Licon has the utmost faith in her service animal, Sugar.
“She knows exactly what she’s doing,” Licon said.
Sugar is trained on what to do to help Licon live her life, but she’s also trained on what not to do.
“She does not sit on seats when she gets into cars, she does not relieve herself in public unless I give her a command to,” Licon said.
The two are always together and have been since guide dog school.
“We graduated about six years ago together, and we’ve been together ever since,” Licon said.
When Licon orders an Uber, she usually gets a ride. But on one ride back in May, she was denied service by a driver who argued she may only order a ride through “Uber Pet.”

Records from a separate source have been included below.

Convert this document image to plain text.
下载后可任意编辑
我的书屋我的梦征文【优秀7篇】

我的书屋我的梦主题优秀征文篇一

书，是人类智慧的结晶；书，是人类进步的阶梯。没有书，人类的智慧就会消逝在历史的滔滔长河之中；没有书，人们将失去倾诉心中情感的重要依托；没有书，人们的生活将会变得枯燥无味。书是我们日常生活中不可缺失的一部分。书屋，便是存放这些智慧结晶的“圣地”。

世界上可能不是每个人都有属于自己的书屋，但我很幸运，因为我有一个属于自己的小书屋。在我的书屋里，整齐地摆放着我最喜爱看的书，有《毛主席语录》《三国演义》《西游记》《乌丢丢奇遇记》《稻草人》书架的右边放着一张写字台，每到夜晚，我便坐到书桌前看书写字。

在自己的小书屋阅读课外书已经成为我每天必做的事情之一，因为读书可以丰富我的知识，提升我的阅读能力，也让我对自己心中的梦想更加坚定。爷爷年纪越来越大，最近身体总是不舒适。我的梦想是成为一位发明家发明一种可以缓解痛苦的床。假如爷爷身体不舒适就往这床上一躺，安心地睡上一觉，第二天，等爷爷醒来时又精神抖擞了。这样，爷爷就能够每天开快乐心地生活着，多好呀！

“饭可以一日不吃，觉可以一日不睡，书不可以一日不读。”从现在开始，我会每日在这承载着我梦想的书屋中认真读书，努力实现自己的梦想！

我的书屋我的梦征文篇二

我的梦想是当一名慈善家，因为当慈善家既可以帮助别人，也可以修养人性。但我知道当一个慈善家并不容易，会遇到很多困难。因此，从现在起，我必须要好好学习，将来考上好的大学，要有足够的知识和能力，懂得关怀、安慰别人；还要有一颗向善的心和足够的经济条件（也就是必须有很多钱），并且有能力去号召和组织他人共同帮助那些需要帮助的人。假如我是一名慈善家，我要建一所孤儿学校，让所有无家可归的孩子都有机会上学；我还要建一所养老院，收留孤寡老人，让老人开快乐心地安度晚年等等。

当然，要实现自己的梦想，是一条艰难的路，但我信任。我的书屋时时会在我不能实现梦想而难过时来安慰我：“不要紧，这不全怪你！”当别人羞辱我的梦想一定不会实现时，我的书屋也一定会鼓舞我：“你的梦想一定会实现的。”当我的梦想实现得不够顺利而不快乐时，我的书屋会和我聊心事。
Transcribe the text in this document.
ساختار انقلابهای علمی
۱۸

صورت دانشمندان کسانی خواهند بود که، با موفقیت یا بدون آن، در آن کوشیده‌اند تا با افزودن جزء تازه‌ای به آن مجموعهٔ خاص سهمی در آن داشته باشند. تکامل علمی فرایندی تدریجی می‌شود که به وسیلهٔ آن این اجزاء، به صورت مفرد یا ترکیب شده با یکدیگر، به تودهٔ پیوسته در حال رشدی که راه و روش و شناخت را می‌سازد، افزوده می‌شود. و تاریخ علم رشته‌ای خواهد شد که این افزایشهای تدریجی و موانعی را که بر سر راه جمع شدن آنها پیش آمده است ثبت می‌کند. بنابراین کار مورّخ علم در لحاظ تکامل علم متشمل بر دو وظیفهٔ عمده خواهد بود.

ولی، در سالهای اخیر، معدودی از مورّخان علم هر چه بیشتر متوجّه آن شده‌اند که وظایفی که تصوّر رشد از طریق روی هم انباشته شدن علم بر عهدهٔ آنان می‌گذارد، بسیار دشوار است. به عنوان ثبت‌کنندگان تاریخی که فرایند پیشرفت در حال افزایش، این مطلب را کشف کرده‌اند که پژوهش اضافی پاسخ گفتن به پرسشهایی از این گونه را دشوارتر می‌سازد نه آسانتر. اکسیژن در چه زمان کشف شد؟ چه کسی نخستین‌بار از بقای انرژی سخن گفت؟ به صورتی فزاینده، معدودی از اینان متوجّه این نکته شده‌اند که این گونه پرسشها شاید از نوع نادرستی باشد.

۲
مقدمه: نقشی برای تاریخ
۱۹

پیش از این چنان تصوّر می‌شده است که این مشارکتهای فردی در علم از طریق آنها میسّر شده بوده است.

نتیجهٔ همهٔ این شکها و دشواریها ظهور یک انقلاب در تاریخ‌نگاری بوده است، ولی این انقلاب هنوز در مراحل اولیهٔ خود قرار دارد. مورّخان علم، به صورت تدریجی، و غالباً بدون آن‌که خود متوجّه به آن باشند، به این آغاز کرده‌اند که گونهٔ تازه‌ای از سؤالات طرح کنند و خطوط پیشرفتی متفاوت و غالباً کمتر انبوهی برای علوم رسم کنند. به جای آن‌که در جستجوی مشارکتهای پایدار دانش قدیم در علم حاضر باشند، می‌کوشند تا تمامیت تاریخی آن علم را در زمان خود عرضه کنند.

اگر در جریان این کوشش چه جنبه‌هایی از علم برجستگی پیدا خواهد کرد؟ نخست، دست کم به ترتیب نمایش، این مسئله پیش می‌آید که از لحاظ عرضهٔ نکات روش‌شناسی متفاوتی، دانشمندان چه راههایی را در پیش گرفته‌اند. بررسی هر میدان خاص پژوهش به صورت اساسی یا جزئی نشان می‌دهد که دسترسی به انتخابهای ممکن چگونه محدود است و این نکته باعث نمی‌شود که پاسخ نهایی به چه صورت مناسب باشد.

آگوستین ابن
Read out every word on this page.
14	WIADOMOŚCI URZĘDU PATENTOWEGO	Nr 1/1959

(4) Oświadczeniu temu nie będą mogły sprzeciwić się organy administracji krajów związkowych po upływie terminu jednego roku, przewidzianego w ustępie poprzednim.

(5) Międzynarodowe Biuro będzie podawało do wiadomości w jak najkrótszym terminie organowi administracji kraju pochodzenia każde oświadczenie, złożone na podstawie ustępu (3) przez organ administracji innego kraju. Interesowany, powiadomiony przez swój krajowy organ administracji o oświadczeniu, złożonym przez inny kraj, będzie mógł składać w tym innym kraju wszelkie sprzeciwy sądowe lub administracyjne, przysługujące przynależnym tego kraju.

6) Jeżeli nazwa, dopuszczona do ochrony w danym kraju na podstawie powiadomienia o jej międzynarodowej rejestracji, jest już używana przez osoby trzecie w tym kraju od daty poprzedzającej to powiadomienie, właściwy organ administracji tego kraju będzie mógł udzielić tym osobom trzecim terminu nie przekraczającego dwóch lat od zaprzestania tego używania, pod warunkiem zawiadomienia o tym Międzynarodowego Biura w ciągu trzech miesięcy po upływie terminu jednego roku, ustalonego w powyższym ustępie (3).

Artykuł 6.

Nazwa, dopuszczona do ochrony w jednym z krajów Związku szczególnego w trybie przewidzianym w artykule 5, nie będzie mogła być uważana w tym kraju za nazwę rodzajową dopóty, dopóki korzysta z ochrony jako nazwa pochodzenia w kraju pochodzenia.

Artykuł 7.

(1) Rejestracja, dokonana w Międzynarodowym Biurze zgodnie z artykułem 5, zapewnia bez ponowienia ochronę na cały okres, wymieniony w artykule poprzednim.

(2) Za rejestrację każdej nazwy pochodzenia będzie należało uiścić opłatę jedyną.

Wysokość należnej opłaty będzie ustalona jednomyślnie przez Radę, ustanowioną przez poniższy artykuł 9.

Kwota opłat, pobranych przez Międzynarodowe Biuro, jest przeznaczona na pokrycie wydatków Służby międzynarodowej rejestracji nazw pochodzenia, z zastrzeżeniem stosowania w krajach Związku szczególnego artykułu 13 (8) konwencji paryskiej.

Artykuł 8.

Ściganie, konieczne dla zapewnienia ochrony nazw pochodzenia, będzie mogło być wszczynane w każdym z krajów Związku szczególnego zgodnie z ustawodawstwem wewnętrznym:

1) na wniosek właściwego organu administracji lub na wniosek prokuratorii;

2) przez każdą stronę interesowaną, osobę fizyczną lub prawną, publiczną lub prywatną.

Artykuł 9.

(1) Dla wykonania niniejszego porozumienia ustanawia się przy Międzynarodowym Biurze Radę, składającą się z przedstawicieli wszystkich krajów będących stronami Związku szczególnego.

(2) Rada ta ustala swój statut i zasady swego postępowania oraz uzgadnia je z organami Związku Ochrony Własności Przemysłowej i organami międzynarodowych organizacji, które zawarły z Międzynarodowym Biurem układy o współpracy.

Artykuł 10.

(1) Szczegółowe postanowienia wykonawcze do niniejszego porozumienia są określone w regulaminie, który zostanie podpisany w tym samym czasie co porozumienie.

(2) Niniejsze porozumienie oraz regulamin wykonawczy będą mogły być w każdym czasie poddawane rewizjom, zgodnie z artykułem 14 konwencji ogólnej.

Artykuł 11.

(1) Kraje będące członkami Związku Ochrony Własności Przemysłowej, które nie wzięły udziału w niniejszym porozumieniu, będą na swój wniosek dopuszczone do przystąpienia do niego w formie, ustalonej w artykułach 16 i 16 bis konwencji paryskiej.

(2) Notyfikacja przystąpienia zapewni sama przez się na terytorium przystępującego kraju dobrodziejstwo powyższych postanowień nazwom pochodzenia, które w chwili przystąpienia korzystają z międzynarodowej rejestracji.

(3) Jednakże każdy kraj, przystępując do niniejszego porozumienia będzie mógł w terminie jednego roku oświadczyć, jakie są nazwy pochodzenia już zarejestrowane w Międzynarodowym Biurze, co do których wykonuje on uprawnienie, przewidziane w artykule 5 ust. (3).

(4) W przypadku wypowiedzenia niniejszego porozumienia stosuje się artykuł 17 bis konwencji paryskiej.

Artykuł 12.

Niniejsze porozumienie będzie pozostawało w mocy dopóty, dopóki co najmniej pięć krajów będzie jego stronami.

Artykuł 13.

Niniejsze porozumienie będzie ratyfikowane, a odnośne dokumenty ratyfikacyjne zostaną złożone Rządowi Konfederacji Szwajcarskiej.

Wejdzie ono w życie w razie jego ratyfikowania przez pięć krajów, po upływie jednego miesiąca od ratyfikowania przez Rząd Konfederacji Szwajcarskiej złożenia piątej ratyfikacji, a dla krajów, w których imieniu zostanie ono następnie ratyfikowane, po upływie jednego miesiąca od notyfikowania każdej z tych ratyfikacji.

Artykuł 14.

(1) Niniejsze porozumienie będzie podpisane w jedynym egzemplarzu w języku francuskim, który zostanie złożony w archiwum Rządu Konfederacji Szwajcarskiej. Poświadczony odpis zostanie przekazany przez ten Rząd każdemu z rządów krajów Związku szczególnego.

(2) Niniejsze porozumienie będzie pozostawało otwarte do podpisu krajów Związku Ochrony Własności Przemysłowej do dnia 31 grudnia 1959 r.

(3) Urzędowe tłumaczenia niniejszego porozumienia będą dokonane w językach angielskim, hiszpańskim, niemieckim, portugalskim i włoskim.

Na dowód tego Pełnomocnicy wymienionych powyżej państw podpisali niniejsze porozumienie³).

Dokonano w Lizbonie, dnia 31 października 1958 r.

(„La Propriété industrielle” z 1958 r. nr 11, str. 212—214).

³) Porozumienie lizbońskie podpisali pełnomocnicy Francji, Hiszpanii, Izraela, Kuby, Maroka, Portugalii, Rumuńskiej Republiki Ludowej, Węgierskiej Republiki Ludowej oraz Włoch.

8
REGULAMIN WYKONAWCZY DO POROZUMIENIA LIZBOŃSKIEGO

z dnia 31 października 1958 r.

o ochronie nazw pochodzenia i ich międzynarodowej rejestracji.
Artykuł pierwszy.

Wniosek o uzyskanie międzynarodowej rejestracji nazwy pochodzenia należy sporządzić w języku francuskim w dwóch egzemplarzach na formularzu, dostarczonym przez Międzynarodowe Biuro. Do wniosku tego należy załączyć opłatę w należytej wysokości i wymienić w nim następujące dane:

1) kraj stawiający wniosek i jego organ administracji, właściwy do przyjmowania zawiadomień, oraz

“Which is incorrect, Uber Pet is set up for riders to bring their pets. However, my service dog is a service dog, therefore I’m allowed to bring her anywhere that has public access,” Licon said.
Another driver saw her with her guide dog and just drove off.
“A friend of mine is in the background saying ‘Did he just drive off?’ Because it’s so hard to believe, and I laugh because that’s just kind of how I dealt with the situation,” Licon said.
For their part Uber issued this statement:
“Discrimination has no place on the Uber platform or anywhere, and Melisa’s experience is unacceptable. We have a specialized team that investigates these types of cases and have taken appropriate action.”
Licon said she’s only asking for empathy from these drivers.
“You’re a person, I’m a person, I’m a person with a disability. I feel like if it was their mom or their sister or their brother or their child who was in the situation, they would want somebody to be kind to them,” Licon said.
Another incident involved an Uber driver blaming Melisa and her dog for making a mess in the car.
“It turns out that the driver had charged an enormous cleaning fee for his car,” Licon said.
That cost her about $150, a fee recently refunded by Uber.
“I know for a fact that she would not ruin the upholstery, relieve herself, climb up on the seats or anything like that,” Licon said.
Uber adds that they suspended a driver’s access to the app when incidents like this occur.
No word on whether the drivers caught on camera in these incidents had their access suspended.